Proceedings of the Standing Senate Committee on
Legal and Constitutional Affairs
Issue 2 - Second Report of the Committee
Thursday, November 25, 2004
The Standing Senate Committee on Legal and Constitutional Affairs has the honour to present its
SECOND REPORT
Your Committee, to which was referred Bill S-10, A second Act to harmonize federal law with the civil law of the Province of Quebec and to amend certain Acts in order to ensure that each language version takes into account the common law and the civil law, has, in obedience to the Order of Reference of Tuesday, October 26, 2004, examined the said Bill and now reports the same without amendment but with observations, which are appended to this report.
Respectfully submitted,
LISE BACON
Chair
OBSERVATIONS
to the Second Report of the
Standing Senate Committee on
Legal and Constitutional Affairs
Bill S-10 is a government Bill that continues the very important work of harmonizing federal legislation that touches on private provincial and territorial law in order to ensure that each language version faithfully incorporates both the civil and common law traditions in Canada. It is the second in a series of such bills; the first was adopted by Parliament and came into force in 2001.
Your Committee wishes to emphasize in these observations how close the federal harmonization project is to the core of what makes Canada unique. Federal legislation touches on private law relating to property and civil rights in a number of different areas. Unless a federal law specifically defines its own terms or establishes its own concepts, it is interpreted according to the private law in the relevant province — the civil law in Quebec, as primarily reflected in the Civil Code, and the common law in the rest of Canada.
But federal legislation must thus reflect the terminology and concepts of these two legal systems, and must do so in both French and English in order to faithfully reflect our Canadian legal identity and address the needs of our four legal audiences: the francophone civil law community, the francophone common law community, the anglophone civil law community, and the anglophone common law community.
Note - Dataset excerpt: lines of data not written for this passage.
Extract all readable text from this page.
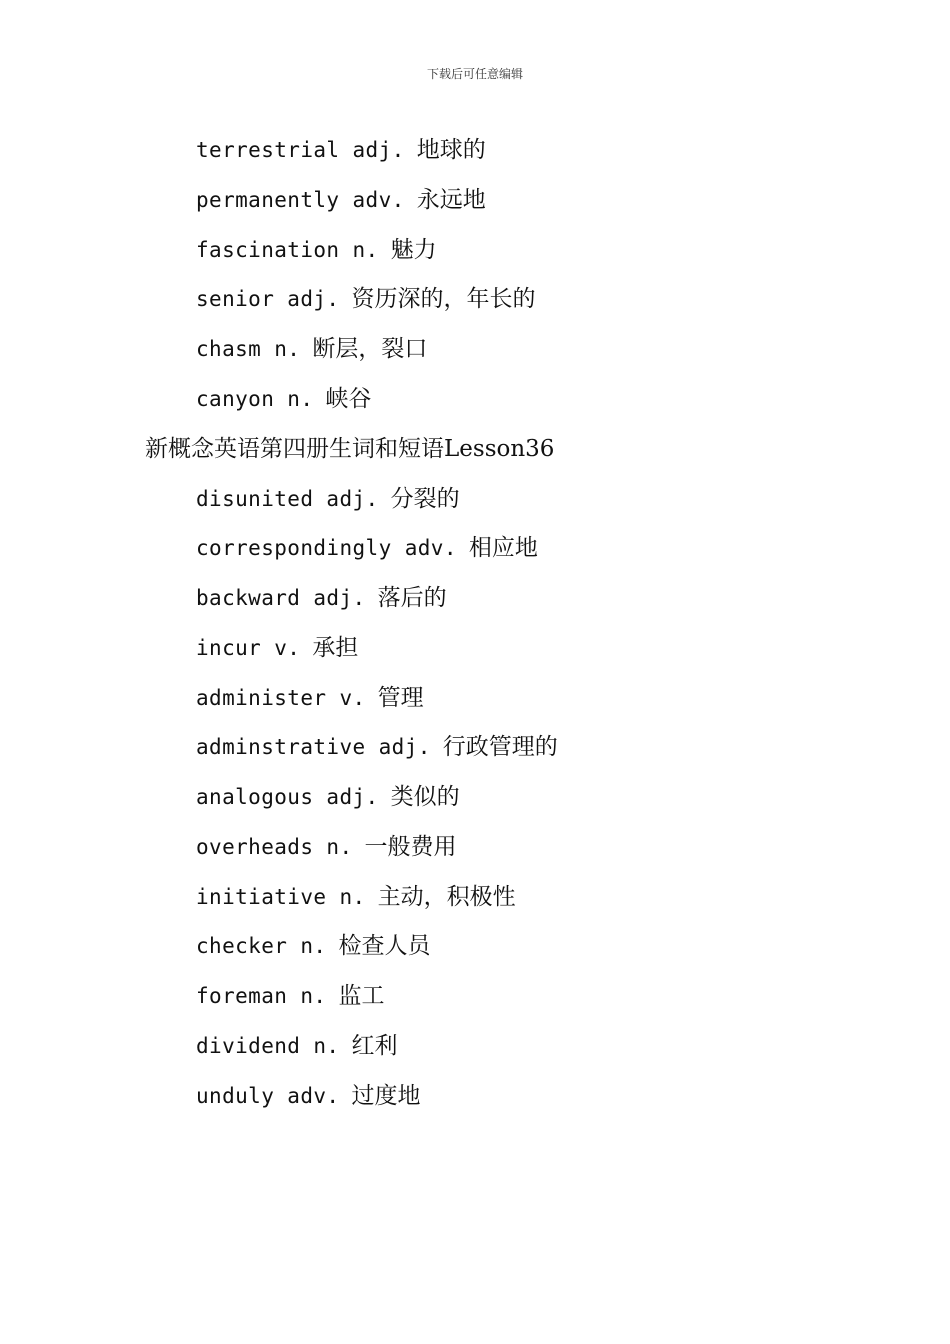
下载后可任意编辑
terrestrial adj. 地球的
permanently adv. 永远地
fascination n. 魅力
senior adj. 资历深的，年长的
chasm n. 断层，裂口
canyon n. 峡谷
新概念英语第四册生词和短语Lesson36
disunited adj. 分裂的
correspondingly adv. 相应地
backward adj. 落后的
incur v. 承担
administer v. 管理
adminstrative adj. 行政管理的
analogous adj. 类似的
overheads n. 一般费用
initiative n. 主动，积极性
checker n. 检查人员
foreman n. 监工
dividend n. 红利
unduly adv. 过度地
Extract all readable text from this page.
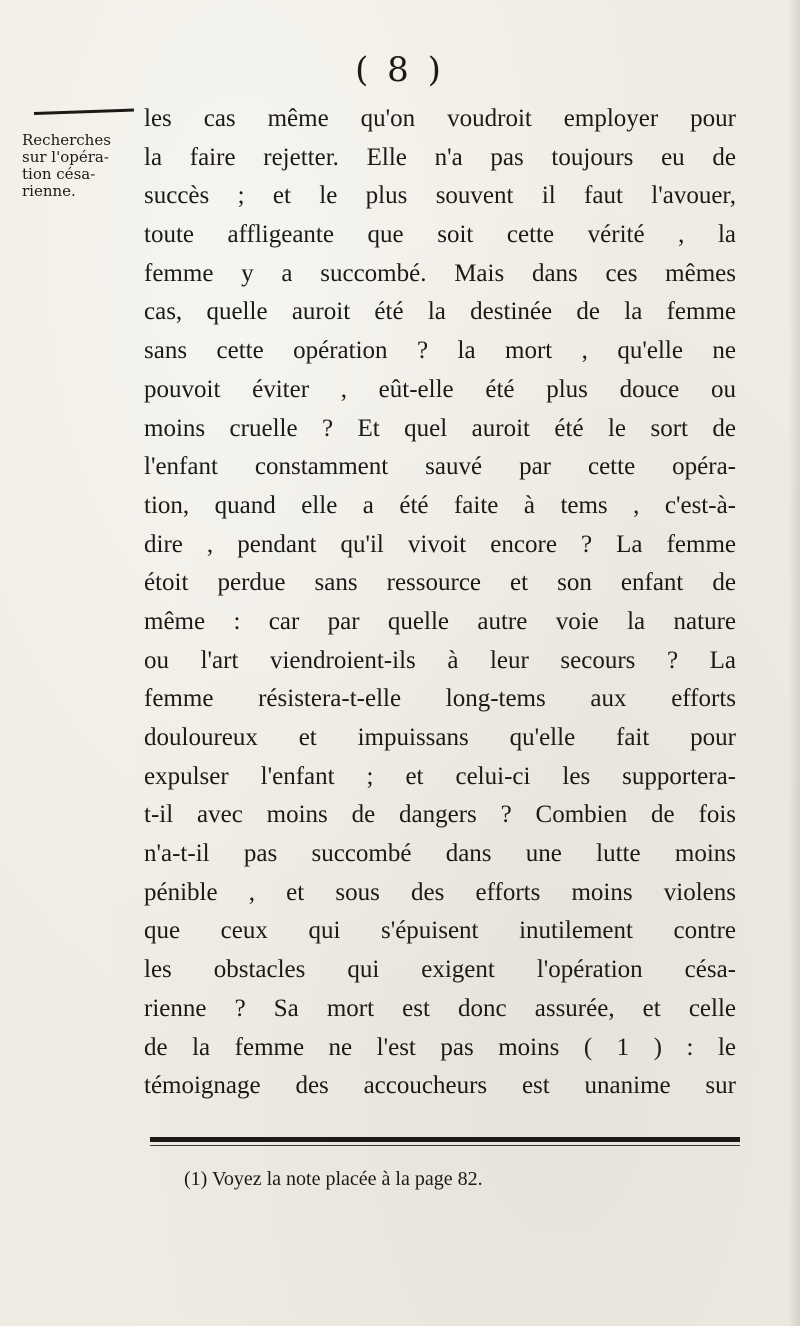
( 8 )
Recherches
sur l'opéra-
tion césa-
rienne.
les cas même qu'on voudroit employer pour
la faire rejetter. Elle n'a pas toujours eu de
succès ; et le plus souvent il faut l'avouer,
toute affligeante que soit cette vérité , la
femme y a succombé. Mais dans ces mêmes
cas, quelle auroit été la destinée de la femme
sans cette opération ? la mort , qu'elle ne
pouvoit éviter , eût-elle été plus douce ou
moins cruelle ? Et quel auroit été le sort de
l'enfant constamment sauvé par cette opéra-
tion, quand elle a été faite à tems , c'est-à-
dire , pendant qu'il vivoit encore ? La femme
étoit perdue sans ressource et son enfant de
même : car par quelle autre voie la nature
ou l'art viendroient-ils à leur secours ? La
femme résistera-t-elle long-tems aux efforts
douloureux et impuissans qu'elle fait pour
expulser l'enfant ; et celui-ci les supportera-
t-il avec moins de dangers ? Combien de fois
n'a-t-il pas succombé dans une lutte moins
pénible , et sous des efforts moins violens
que ceux qui s'épuisent inutilement contre
les obstacles qui exigent l'opération césa-
rienne ? Sa mort est donc assurée, et celle
de la femme ne l'est pas moins ( 1 ) : le
témoignage des accoucheurs est unanime sur
(1) Voyez la note placée à la page 82.
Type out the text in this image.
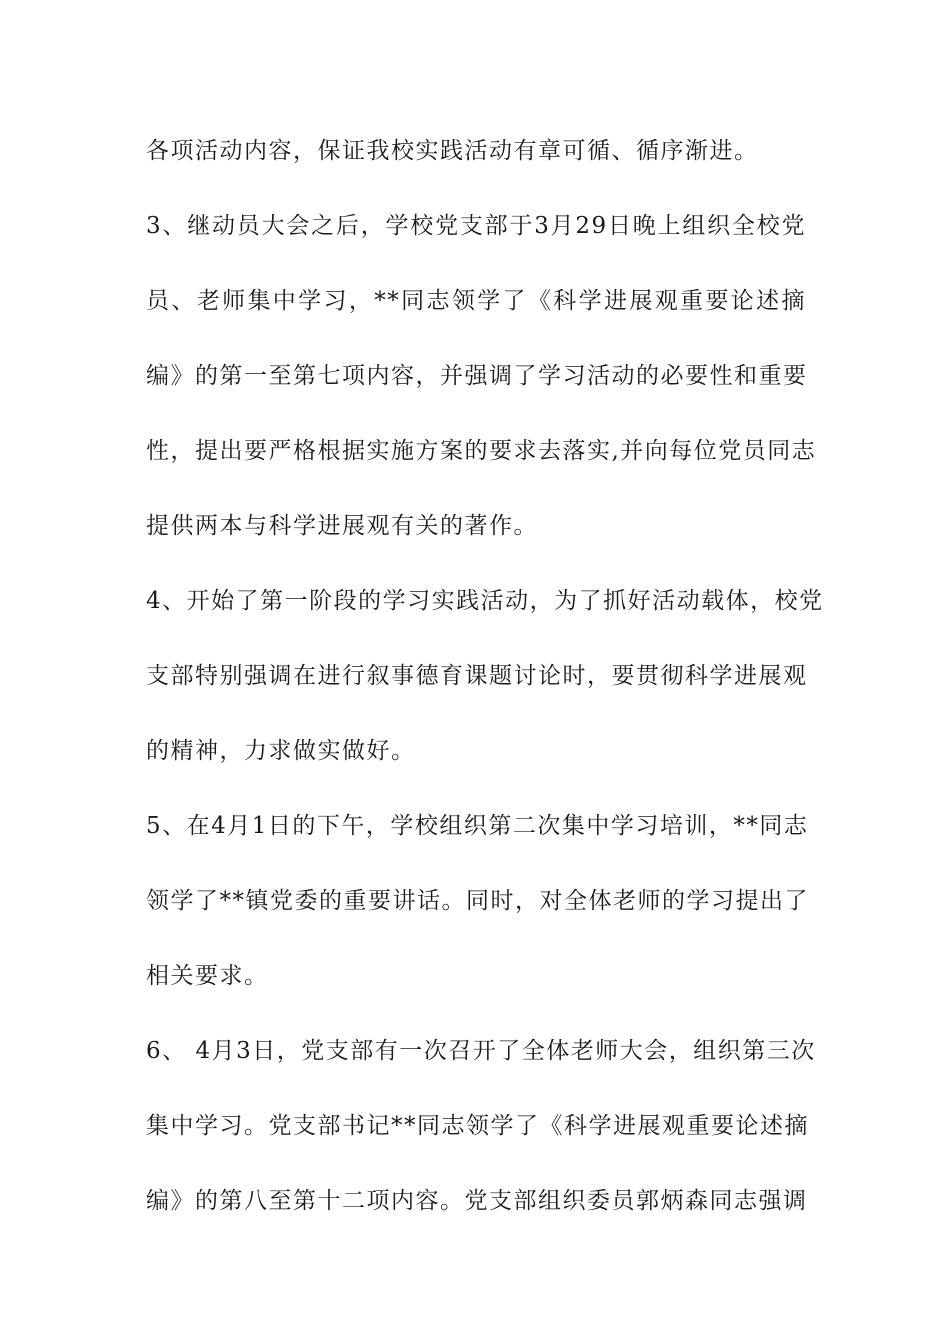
各项活动内容，保证我校实践活动有章可循、循序渐进。
3、继动员大会之后，学校党支部于3月29日晚上组织全校党
员、老师集中学习，**同志领学了《科学进展观重要论述摘
编》的第一至第七项内容，并强调了学习活动的必要性和重要
性，提出要严格根据实施方案的要求去落实,并向每位党员同志
提供两本与科学进展观有关的著作。
4、开始了第一阶段的学习实践活动，为了抓好活动载体，校党
支部特别强调在进行叙事德育课题讨论时，要贯彻科学进展观
的精神，力求做实做好。
5、在4月1日的下午，学校组织第二次集中学习培训，**同志
领学了**镇党委的重要讲话。同时，对全体老师的学习提出了
相关要求。
6、 4月3日，党支部有一次召开了全体老师大会，组织第三次
集中学习。党支部书记**同志领学了《科学进展观重要论述摘
编》的第八至第十二项内容。党支部组织委员郭炳森同志强调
Canada is one of the few countries in the world with more than one legal system, and is a leader in harmonizing its federal law. Your Committee is proud and supportive of this uniquely Canadian project. Although Bill S-10 might appear to be merely technical, it is symbolic of the integration of two of the greatest legal traditions in the world and is another step towards the goal of making federal law more accessible, more efficient, and representative of Canada and Canadians.
Your Committee wishes to make an additional point, however, about Canadian law. There is a third historical source of law — Aboriginal traditional law — that pre-existed the two other sources of law. It is composed of the customs and traditions central to the culture of our Aboriginal peoples. Canada has yet to adequately address that oral legal heritage.
We were encouraged by the testimony of the Minister of Justice, who spoke of his personal commitment, and that of his Department, to work with Aboriginal peoples to identify and to better appreciate Aboriginal legal traditions and to consider how they can be brought into the mainstream of our legal system. We note also the ongoing work of the Law Commission of Canada in this area and the research conducted at the University of Ottawa and the University of Saskatchewan. Your Committee is also concerned with the timeframe for progress in this area.
Your Committee fully supports the comments of one of Canada's foremost experts in bijuralism who, in his testimony to the Committee, said that he encourages everyone to take the view that bijuralism is by no means exclusionary. Rather, he emphasized that it is an open model that he hoped would lead to a plural model, as time goes on.
It is your Committee's fervent position that a way should be found to integrate Aboriginal legal traditions into Canadian law alongside the civil and common law in a manner that will better reflect Canada's diversity.